Pameran “Fragmen dari yang Utuh” memang sejak awal dirancang agar pengunjung bukan sekadar melihat foto, tetapi merasakan relasi manusia, alam, budaya: bagaimana kebudayaan agraris, masyarakat adat, kerja mikro di desa-desa Indonesia dulu, hadir kembali dalam ruang multisensorial. Dan ketika The Luntas naik panggung, mereka membawa narasi lain narasi suara, gerak, dan dialog rakyat.

Ludruk sendiri adalah teater rakyat Jawa Timur yang lahir dari kalangan wong cilik, mengangkat kisah sehari-hari, dijalin dengan guyonan, musik gamelan, dan improvisasi. Usianya yang panjang, berakar sejak betahun-tahun lalu menjadikan ludruk tidak hanya hiburan, tetapi bentuk kebudayaan yang tahan terhadap perubahan zaman. Di malam itu, Cak Robet dan Cak Ipul berdiri di atas panggung sederhana: atap seng, bambu bertali, penonton duduk santai meneguk kopi, tidak ada kemewahan, hanya kejujuran.
Mereka memulai dengan jula-juli dan kidung khas pembukaan Ludruk yang berisi pesan satir. Tawa penonton pecah. Kemudian masuk bagian reflektif: kisah problematika warga kampung yang merasa kehilangan tradisinya, anak muda yang meninggalkan identitas kelokalanya, minat yang makin sepi. Semua dibalut dialog, sindiran, dan gelak tawa.
Dalam konteks pameran, pertunjukan ini terasa sebagai simbol hidup dari nilai yang ditampilkan lewat foto: bahwa kebudayaan yang utuh bukan sekadar gambar, melainkan praktik hidup, tawa, kerja, dan komunitas. The Luntas hadir sebagai jembatan antara visual dan laku: foto-foto agraris di pameran menunjukkan fragmen yang sudah terekam; ludruk menunjukkan bagaimana fragmen itu masih bernyawa.
Pengunjung terlihat terlibat aktif: sebagian berdiri di belakang kursi bambu, sebagian lagi duduk di tanah, berinteraksi dengan aktor lewat sorakan ringan dan tepuk tangan. Anak-anak pelajar dari tur galeri bagian edukasi terlihat tertawa menyimak guyonan khas ludruk; mahasiswa dan seniman mencatat gesture, kesunyian, dan raut wajah yang berubah dari tawa ke sedih dalam sekejap.

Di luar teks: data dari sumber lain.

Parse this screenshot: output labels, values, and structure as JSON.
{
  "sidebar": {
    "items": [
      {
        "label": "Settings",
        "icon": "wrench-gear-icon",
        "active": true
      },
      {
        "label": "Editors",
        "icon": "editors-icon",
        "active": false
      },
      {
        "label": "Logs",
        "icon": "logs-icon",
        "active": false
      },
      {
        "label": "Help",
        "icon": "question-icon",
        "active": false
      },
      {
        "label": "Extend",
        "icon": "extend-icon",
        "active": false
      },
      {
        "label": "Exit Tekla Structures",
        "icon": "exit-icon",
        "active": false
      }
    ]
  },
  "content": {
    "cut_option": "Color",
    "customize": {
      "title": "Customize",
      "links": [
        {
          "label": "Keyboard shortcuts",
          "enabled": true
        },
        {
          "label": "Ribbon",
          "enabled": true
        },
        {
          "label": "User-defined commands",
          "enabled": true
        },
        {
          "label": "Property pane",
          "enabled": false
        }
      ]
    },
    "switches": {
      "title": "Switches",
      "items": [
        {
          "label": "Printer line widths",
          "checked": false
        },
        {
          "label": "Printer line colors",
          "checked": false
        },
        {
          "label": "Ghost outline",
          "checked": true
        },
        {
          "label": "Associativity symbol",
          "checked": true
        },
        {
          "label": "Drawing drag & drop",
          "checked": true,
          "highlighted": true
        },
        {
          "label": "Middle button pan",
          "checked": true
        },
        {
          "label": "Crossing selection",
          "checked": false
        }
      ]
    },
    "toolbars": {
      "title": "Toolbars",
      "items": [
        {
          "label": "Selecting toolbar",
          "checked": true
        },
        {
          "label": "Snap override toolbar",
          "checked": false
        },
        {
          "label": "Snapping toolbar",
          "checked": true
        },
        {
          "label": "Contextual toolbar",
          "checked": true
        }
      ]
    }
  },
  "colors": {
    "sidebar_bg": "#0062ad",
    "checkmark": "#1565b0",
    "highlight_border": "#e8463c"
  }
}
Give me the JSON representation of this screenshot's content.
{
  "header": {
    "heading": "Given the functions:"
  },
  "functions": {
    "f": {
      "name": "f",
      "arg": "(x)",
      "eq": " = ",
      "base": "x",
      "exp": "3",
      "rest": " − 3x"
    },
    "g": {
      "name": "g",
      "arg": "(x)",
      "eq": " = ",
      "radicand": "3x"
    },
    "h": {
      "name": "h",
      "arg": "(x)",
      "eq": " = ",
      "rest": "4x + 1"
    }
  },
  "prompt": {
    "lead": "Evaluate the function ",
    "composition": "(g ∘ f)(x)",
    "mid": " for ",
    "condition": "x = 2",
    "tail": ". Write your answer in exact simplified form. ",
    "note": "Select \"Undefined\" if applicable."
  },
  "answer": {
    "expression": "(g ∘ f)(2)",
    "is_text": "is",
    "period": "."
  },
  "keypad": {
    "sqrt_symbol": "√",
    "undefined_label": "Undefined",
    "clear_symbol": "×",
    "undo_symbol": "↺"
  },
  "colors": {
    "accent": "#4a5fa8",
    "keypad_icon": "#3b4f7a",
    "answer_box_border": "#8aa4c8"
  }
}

Penonton yang biasanya hanya masuk ke galeri yang putih dan steril, malam itu dibawa ke ruang yang “terbuka”, di mana bau sekam masih melekat, bambu bergoyang pelan diterpa angin, dan suara gamelan kecil bergantian dengan dialog ludruk. Kontras ini membuat pengalaman pameran bukan hanya konsumsi, tetapi partisipasi. The Luntas mengubah panggung menjadi arena dialog antara tradisi dan modernitas, antara akar dan akal.
Signifikansi ludruk dalam malam penutupan ini terasa ketika satu sketsa momen menyentuh: Cak Ipul menanyakan ke penonton, “Nek kampung sepi, lalu awak dewe lapo? Ngurung diri ngopo?” Jawaban tawa dan candaan tetap terdengar, tapi sisa keheningan menempel setelah itu. Pertanyaan itu tidak hanya untuk kelakar, ia menyingkap keresahan zaman: kota yang memikat, tradisi yang tergerus, manusia yang terpisah dari budaya. Sebuah fragmen kehilangan yang kini dipanggil kembali lewat tawa rakyat.
Dalam sudut pameran foto, tema “[re]koneksi manusia-alam-budaya” sudah diangkat bagaimana manusia menundukkan alam, mengurang budaya menjadi identitas komoditas, dan akhirnya merasa terasing. Teks kuratorial menyebutkan “modernitas sering memisahkan manusia dari kebijaksanaan itu … ilmu didewakan, tetapi kehilangan konteks.” Dengan ludruk di malam itu, tema menjadi hidup dan bergerak. Dialog ludruk mengundang kita untuk membayangkan apa jadinya ketika manusia kembali ke akar, bukan hanya lewat foto, tapi lewat suara dan tawa.
The Luntas, melalui gaya mereka yang sederhana, memilih medium yang inklusif bahasa sehari-hari, dialog langsung, improvisasi. Mereka tidak memerlukan set besar atau efek megah; cukup panggung bambu, raut wajah, dan interaksi. Ini mengingatkan bahwa kebudayaan sejatinya adalah kolektif bukan milik elit, bukan hanya untuk dikagumi, tetapi untuk dirasakan, dihidupi, dan dimiliki semua.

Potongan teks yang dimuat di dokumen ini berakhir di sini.